The WPHP Monthly Mercury
The WPHP Monthly Mercury
A Newcastle Novelist, feat. Tricia Monsour
On the WPHP, our encounters with books and the women who worked on them are bibliographically-focused, as they must be for a project of this scale—focused attention on the contents of every work and the stories of their producers simply isn’t possible. But that doesn’t mean we don’t want to engage with the works that closely—the opposite is true, in fact!—and for Episode 4 of Season 5 of The WPHP Monthly Mercury, “A Newcastle Novelist”, we were delighted to interview Dr. Tricia Monsour from the University of Saskatchewan about her dissertation project, a scholarly edition of a forgotten novel by a forgotten woman author, The Castle of Tynemouth (1806) by Jane Harvey, which does just that.

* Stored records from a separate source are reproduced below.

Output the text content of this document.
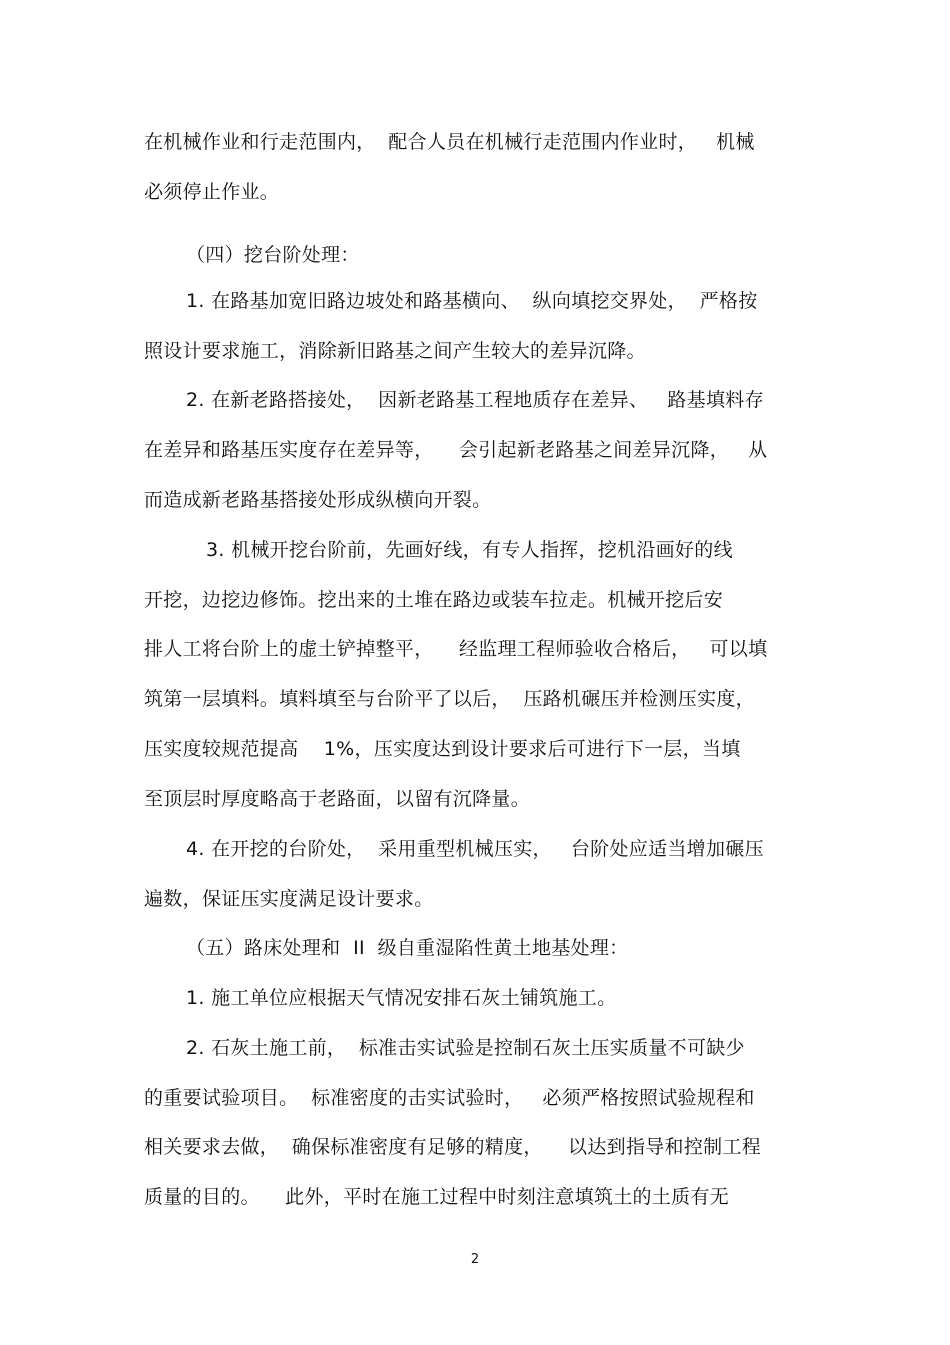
在机械作业和行走范围内，  配合人员在机械行走范围内作业时，   机械
必须停止作业。
（四）挖台阶处理：
1. 在路基加宽旧路边坡处和路基横向、  纵向填挖交界处，  严格按
照设计要求施工，消除新旧路基之间产生较大的差异沉降。
2. 在新老路搭接处，  因新老路基工程地质存在差异、   路基填料存
在差异和路基压实度存在差异等，    会引起新老路基之间差异沉降，   从
而造成新老路基搭接处形成纵横向开裂。
3. 机械开挖台阶前，先画好线，有专人指挥，挖机沿画好的线
开挖，边挖边修饰。挖出来的土堆在路边或装车拉走。机械开挖后安
排人工将台阶上的虚土铲掉整平，    经监理工程师验收合格后，   可以填
筑第一层填料。填料填至与台阶平了以后，  压路机碾压并检测压实度，
压实度较规范提高    1%，压实度达到设计要求后可进行下一层，当填
至顶层时厚度略高于老路面，以留有沉降量。
4. 在开挖的台阶处，  采用重型机械压实，   台阶处应适当增加碾压
遍数，保证压实度满足设计要求。
（五）路床处理和  II  级自重湿陷性黄土地基处理：
1. 施工单位应根据天气情况安排石灰土铺筑施工。
2. 石灰土施工前，  标准击实试验是控制石灰土压实质量不可缺少
的重要试验项目。  标准密度的击实试验时，   必须严格按照试验规程和
相关要求去做，  确保标准密度有足够的精度，    以达到指导和控制工程
质量的目的。    此外，平时在施工过程中时刻注意填筑土的土质有无
2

Rigorous attention to the intellectual, personal, and geographical contexts of the novel and its publication shapes Dr. Monsour’s encounter with this work in particular, and her understanding of Harvey more generally. In this interview, she emphasizes Harvey’s attention to space, place, and genre, and the personal contexts that data in a WPHP record cannot fully capture, familiarizing us and our listeners with this Newcastle novelist.
Guests
Tricia Monsour is a recent doctoral graduate from the University of Saskatchewan, whose dissertation took the form of a scholarly edition of the early nineteenth-century novel The Castle of Tynemouth (1806).